Tim Wilson: Well, today is a dark day for Australia. We have a Prime Minister who has betrayed the Australian people. 50 times over before the last election, he swore he would not introduce a series of taxes. He has now betrayed the Australian people and passed them through the Australian Parliament. He silenced and bullied Australians who wanted to be able to have their say by having a short inquiry. Australians, the small business owners, the self-starers, the families, the investors, those buying property to be able to provide rental properties for young Australians. It doesn't matter who you are, the government is not interested in your opinion.

And now they've railroaded this budget through the Parliament as a political fix to try and stop the debate. But at every point with this budget, it has continued to unravel faster than the Prime Minister can say 50 times over “I won't introduce these new tax new taxes”. What we've seen now is higher taxes on property. They've had to back down on CGT changes in for small businesses. They've now got a widows tax, which this morning we had Labor government ministers going out and defending by about 1:00 this afternoon, the Prime Minister humiliated the Treasurer again and has now been forced into repealing their position.

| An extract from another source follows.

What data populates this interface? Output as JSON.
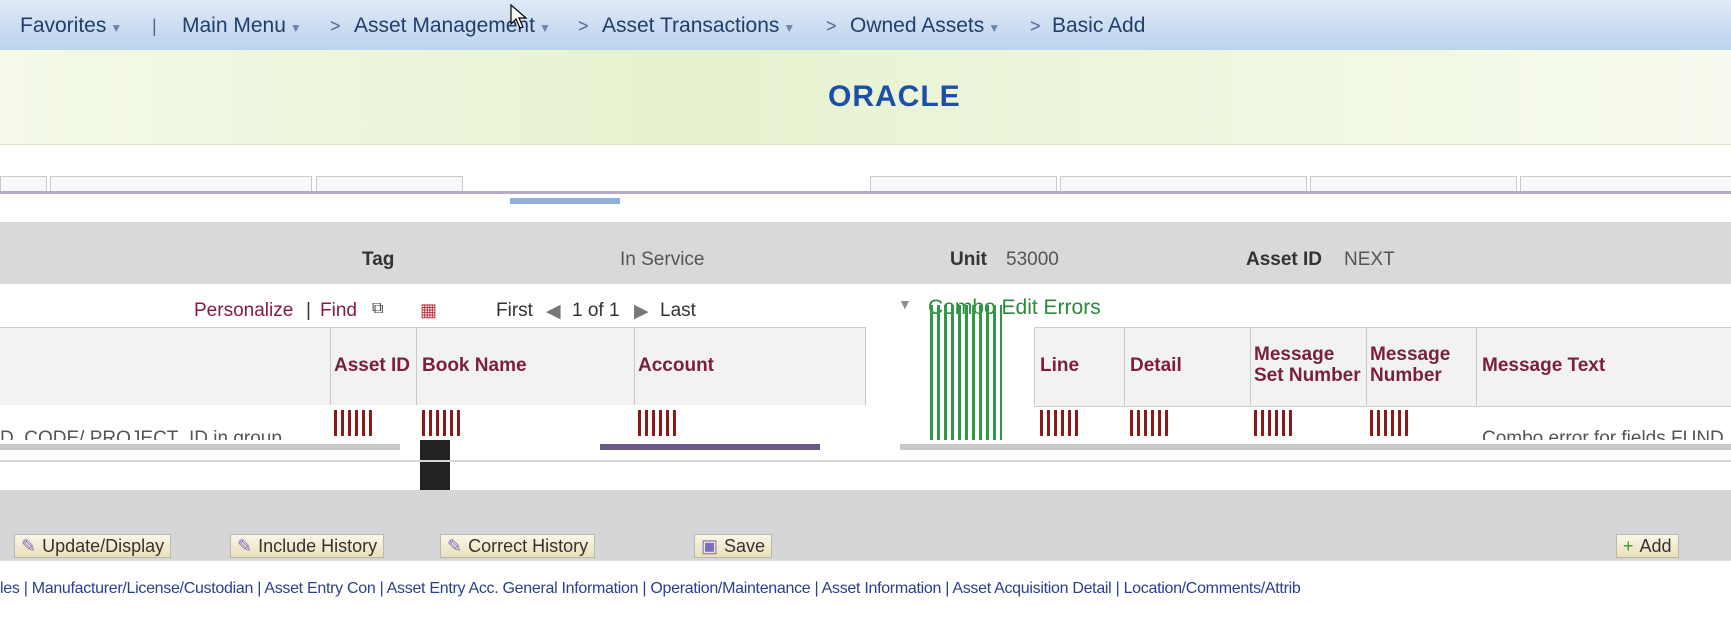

There is simply no consistency from this government. They don't understand the budget, the impact it's going to have on the economy, and how much it is going to knee cap the next generation of Australians who simply want to get ahead. While Australians will be looking at the parliament right now with despair, the arrogance of the Prime Minister, the dismissal of the Treasurer, and the disinterest of their voice in this conversation, including at the ballot box, there is hope.

One of the things that's been revealed this week is the persistent inflation. Even as the Iran crisis has eased, we have seen the evaporation of Iran inflation, which has left Australia with a homegrown inflation problem. We believe in our Tax Back Guarantee we will be able to provide Australians who work hard, who save and who want to get ahead tax relief so that the silent thief of inflation doesn't take away people's incomes.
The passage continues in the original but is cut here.